3. Google’s Gemini series has become a sedate contender for the best available

Google introduced Gemini 2.0 Flash, a multimodal AI model that can analyze streaming video and can see and instruct what you’re doing on screen, and then introduced Gemini 2.0 Flash Thinking, which competes with OpenAI’s o1 and o3 inference models.

4. Agentic AI has taken over the enterprise

Agentforce 2.0 by Salesforce: Salesforce a few days ago announced Agentforce 2.0, an advanced AI agent program that enhances inference, integration and customization capabilities across CRM and Sales offerings, as well as Slack, significantly improving enterprise productivity tools.

Joule SAP: SAP transformed the Joule chatbot into an open-source Enormous Language Model (LLM)-based AI agent, driving innovation and efficiency in enterprise environments.

Google Astra project: As part of its Gemini 2.0 initiative, Google launched Project Astra, an AI assistant designed to provide real-time contextual responses by leveraging Google’s suite of services to enhance user productivity and decision-making.
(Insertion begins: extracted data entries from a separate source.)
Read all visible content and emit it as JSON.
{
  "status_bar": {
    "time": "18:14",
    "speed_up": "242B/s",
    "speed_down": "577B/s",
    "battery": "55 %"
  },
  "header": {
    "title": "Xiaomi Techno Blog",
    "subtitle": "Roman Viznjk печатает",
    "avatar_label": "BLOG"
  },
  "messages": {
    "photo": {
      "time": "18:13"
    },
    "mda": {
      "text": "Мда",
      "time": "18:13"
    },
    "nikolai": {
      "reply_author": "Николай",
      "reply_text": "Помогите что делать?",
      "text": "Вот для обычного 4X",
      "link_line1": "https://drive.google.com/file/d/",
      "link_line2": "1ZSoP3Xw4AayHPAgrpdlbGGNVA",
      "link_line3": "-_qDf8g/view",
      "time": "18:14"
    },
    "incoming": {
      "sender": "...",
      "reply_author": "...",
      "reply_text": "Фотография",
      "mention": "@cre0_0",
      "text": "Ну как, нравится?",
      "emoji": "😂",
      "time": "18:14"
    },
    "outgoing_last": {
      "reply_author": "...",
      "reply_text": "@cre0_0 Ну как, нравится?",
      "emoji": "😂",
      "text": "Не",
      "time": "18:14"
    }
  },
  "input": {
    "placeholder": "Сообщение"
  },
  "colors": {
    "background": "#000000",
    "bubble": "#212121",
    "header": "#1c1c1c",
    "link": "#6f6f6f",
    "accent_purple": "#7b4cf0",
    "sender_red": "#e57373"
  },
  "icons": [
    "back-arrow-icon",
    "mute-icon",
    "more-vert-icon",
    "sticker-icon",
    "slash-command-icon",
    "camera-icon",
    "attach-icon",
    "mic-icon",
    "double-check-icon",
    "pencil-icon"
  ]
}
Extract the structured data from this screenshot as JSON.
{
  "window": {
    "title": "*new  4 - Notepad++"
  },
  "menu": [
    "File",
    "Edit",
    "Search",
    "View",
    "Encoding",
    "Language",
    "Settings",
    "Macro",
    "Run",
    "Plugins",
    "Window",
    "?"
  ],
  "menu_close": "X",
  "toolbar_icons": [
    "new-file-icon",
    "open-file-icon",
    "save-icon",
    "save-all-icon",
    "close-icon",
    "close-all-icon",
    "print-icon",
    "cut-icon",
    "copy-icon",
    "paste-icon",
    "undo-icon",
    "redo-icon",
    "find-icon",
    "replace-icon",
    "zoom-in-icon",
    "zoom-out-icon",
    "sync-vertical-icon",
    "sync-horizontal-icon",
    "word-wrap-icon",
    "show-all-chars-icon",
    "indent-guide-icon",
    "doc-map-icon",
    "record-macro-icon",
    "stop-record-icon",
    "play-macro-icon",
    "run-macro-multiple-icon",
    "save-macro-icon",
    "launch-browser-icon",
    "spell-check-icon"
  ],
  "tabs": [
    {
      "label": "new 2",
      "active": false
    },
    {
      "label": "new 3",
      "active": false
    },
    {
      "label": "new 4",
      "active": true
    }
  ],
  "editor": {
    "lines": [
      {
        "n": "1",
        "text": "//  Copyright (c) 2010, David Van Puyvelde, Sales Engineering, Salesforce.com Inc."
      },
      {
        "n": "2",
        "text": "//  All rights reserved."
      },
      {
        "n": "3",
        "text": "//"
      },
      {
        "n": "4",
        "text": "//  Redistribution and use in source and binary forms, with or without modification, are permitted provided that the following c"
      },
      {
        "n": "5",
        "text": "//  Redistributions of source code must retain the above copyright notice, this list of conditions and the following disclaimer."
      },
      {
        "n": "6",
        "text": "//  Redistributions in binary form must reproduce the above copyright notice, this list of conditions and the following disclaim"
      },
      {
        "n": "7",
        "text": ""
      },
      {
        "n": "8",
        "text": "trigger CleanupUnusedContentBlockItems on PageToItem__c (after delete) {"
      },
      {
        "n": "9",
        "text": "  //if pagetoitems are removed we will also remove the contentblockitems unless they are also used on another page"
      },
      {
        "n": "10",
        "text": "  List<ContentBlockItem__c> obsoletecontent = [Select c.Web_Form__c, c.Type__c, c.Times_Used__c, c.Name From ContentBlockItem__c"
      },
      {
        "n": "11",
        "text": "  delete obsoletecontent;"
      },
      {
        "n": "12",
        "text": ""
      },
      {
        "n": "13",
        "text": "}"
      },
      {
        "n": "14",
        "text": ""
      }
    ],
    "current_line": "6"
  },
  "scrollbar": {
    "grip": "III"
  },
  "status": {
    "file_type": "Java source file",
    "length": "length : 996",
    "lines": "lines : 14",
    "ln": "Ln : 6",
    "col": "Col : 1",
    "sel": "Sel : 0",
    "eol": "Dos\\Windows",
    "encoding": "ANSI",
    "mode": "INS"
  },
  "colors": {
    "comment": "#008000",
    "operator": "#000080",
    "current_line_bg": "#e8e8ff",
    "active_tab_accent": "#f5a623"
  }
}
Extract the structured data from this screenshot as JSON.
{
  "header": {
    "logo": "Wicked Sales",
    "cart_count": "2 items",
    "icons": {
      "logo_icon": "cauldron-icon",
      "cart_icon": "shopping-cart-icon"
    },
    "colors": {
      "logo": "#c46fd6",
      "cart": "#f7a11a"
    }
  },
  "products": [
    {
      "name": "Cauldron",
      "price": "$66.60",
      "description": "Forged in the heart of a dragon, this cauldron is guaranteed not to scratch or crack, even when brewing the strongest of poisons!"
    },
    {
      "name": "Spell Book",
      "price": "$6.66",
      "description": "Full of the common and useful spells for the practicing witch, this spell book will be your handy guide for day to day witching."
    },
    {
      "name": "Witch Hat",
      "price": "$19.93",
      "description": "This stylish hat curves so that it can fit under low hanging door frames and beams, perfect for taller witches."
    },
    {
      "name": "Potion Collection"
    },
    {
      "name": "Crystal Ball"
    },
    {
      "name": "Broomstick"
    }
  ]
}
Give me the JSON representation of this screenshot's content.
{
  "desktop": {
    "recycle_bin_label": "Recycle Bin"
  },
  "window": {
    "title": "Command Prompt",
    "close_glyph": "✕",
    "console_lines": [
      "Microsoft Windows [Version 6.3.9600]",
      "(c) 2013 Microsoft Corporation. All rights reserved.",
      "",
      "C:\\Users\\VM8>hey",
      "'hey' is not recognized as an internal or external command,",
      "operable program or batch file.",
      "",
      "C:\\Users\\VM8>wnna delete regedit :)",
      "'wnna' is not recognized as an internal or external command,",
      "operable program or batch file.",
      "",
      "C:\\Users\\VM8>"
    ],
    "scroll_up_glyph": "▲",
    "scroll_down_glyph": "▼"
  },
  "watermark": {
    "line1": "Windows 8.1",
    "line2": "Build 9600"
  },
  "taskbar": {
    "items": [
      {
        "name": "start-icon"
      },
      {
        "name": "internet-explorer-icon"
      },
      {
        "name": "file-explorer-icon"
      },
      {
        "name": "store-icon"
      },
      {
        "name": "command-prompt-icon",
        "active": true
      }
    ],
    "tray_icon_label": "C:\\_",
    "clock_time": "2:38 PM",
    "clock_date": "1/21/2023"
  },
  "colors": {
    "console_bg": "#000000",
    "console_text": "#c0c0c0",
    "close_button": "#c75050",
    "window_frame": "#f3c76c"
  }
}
My huge prediction for 2025: AI-generated content will reign supreme

Building on these advances, 2025 will see the proliferation of AI-generated content across business and consumer domains, especially as everyone from OpenAI to Meta, Google, Microsoft, Apple, and even Elon Musk’s xAI now have built-in AI image generators to their sacrifice.

This extension will streamline content creation, improve personalization, and augment efficiency across sectors.

Additionally, we anticipate initial large-scale deployments of Enormous Language Models (LLM) and AI-powered generative robotics in both commercial and consumer environments, which will revolutionize automation and human-robot interactions.

That’s all for the last #AIBeat newsletter for 2024. Thank you for reading, writing, subscribing, sharing, commenting and being here with us. I can’t wait to share more with you and hear more from you in 2025.

Merry Christmas and Novel Year from all of us at VentureBeat to you and your loved ones.